Cos’è la GEO, e perché la tua azienda dovrebbe iniziare a misurarla.
Le AI non funzionano come Google. Citano fonti diverse, premiano segnali diversi, e quasi nessuna azienda italiana sta ancora monitorando questo canale. Qui spieghiamo cosa misuriamo e perché conta.
Due canali, due classifiche completamente diverse.
Google e le AI generative non guardano le stesse fonti. Un brand può dominare la SERP organica e risultare quasi invisibile nelle risposte di ChatGPT o Perplexity per la stessa identica domanda. Non è un’eccezione: è la norma per la maggior parte dei settori che abbiamo analizzato.
Le AI privilegiano piattaforme verticali di settore, earned media, segnali di struttura tecnica (velocità di caricamento, rendering del contenuto, presenza di schema markup) che spesso non hanno nulla a che vedere con il posizionamento Google. Un sito ottimo per la SEO classica può essere completamente illeggibile per un crawler AI, e nessuno se ne accorge finché non lo misura.

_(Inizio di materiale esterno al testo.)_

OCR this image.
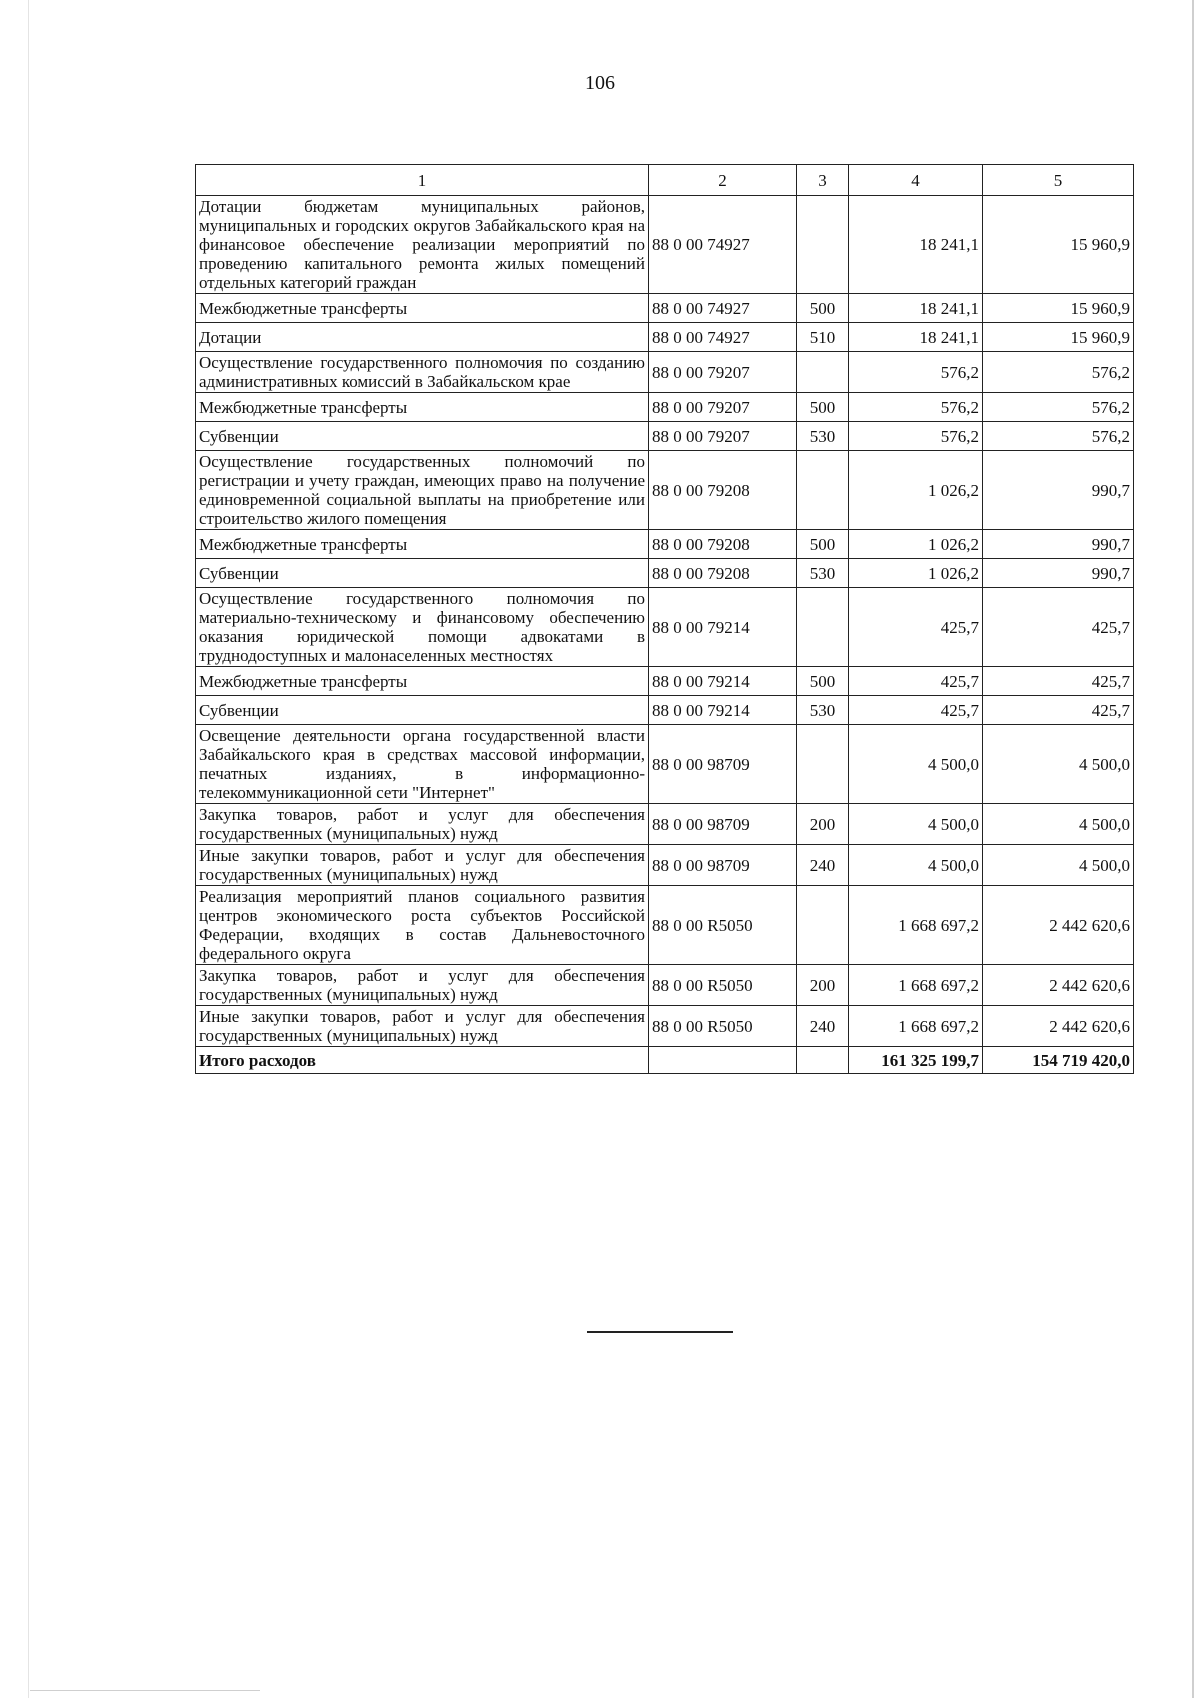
106
1	2	3	4	5
Дотации бюджетам муниципальных районов, муниципальных и городских округов Забайкальского края на финансовое обеспечение реализации мероприятий по проведению капитального ремонта жилых помещений отдельных категорий граждан	88 0 00 74927		18 241,1	15 960,9
Межбюджетные трансферты	88 0 00 74927	500	18 241,1	15 960,9
Дотации	88 0 00 74927	510	18 241,1	15 960,9
Осуществление государственного полномочия по созданию административных комиссий в Забайкальском крае	88 0 00 79207		576,2	576,2
Межбюджетные трансферты	88 0 00 79207	500	576,2	576,2
Субвенции	88 0 00 79207	530	576,2	576,2
Осуществление государственных полномочий по регистрации и учету граждан, имеющих право на получение единовременной социальной выплаты на приобретение или строительство жилого помещения	88 0 00 79208		1 026,2	990,7
Межбюджетные трансферты	88 0 00 79208	500	1 026,2	990,7
Субвенции	88 0 00 79208	530	1 026,2	990,7
Осуществление государственного полномочия по материально-техническому и финансовому обеспечению оказания юридической помощи адвокатами в труднодоступных и малонаселенных местностях	88 0 00 79214		425,7	425,7
Межбюджетные трансферты	88 0 00 79214	500	425,7	425,7
Субвенции	88 0 00 79214	530	425,7	425,7
Освещение деятельности органа государственной власти Забайкальского края в средствах массовой информации, печатных изданиях, в информационно-телекоммуникационной сети "Интернет"	88 0 00 98709		4 500,0	4 500,0
Закупка товаров, работ и услуг для обеспечения государственных (муниципальных) нужд	88 0 00 98709	200	4 500,0	4 500,0
Иные закупки товаров, работ и услуг для обеспечения государственных (муниципальных) нужд	88 0 00 98709	240	4 500,0	4 500,0
Реализация мероприятий планов социального развития центров экономического роста субъектов Российской Федерации, входящих в состав Дальневосточного федерального округа	88 0 00 R5050		1 668 697,2	2 442 620,6
Закупка товаров, работ и услуг для обеспечения государственных (муниципальных) нужд	88 0 00 R5050	200	1 668 697,2	2 442 620,6
Иные закупки товаров, работ и услуг для обеспечения государственных (муниципальных) нужд	88 0 00 R5050	240	1 668 697,2	2 442 620,6
Итого расходов			161 325 199,7	154 719 420,0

Due strumenti. Un quadro completo.
Tracker multi-modello
Gap analysis competitiva
Diagnosi tecnica
Piano d’azione prioritizzato
Implementazione guidata
Monitoring continuo
Non un’opinione. Un dato.
Abbiamo verificato la visibilità AI di diverse aziende leader nei loro settori. Alcune, pur dominando la SERP su Google e Bing, non venivano citate una sola volta su centinaia di query testate, incluse query ad alto intento commerciale nella città dove hanno la sede principale.
Dopo l’audit abbiamo identificato in ogni caso almeno quattro cause strutturali, tutte risolvibili: assenza dalle piattaforme verticali corrette, performance tecniche sotto soglia, contenuto non leggibile dai crawler AI, struttura informativa pensata per Google e non per un modello generativo.
Studi di settore hanno evidenziato come i siti con visibilità AI più bassa beneficino fino al +118% di incremento applicando le tattiche GEO corrette. Il vantaggio maggiore va a chi interviene prima, mentre il campo è ancora poco presidiato.
Due strumenti. Un obiettivo.
Audit GEO
Visibilità AI sotto controllo ogni mese.
- Tracking multi-modello e multi-prompt
- Delta mensile vs baseline e mese precedente
- Raccomandazioni operative prioritizzate
- Verifica implementazione interventi tecnici
Domande frequenti sulla GEO
Cosa significa GEO e in cosa differisce dalla SEO?
GEO sta per Generative Engine Optimization: l’insieme di pratiche che migliorano la visibilità di un brand nelle risposte dei motori generativi come ChatGPT, Gemini e Perplexity. A differenza della SEO, non punta al posizionamento nei risultati di ricerca tradizionali, ma alla citazione diretta all’interno di una risposta AI. I fattori che la determinano sono in parte diversi: piattaforme verticali di settore, earned media, struttura tecnica del sito, qualità e chiarezza delle fonti.
Quanto tempo serve per vedere risultati da un intervento GEO?
Dipende dal punto di partenza e dal tipo di intervento. Fix tecnici (rendering, performance, schema markup) possono avere effetto già nel ciclo di re-indicizzazione successivo dei modelli, generalmente entro 4-8 settimane. La costruzione di earned media e presenza su piattaforme verticali richiede più tempo, mediamente 2-4 mesi per mostrare un trend chiaro.
Come si misura la visibilità AI in modo affidabile?
Attraverso un tracker che lancia prompt calibrati su più modelli AI in parallelo e ripete ogni misurazione più volte per eliminare la variabilità naturale delle risposte generative. Una singola domanda a un singolo modello non è un dato affidabile: serve un campione di prompt, modelli e ripetizioni per ottenere un trend reale e confrontabile nel tempo.
La GEO funziona per qualsiasi settore?
Funziona per qualsiasi attività i cui potenziali clienti potrebbero rivolgersi a un’AI per cercare informazioni o consigli prima di scegliere: professionisti, servizi locali, catene multi-sede, ecommerce, servizi finanziari, hospitality. L’impatto varia per settore, ma il principio di base (essere la fonte che l’AI cita) si applica ovunque esista una decisione di acquisto o di scelta di un fornitore.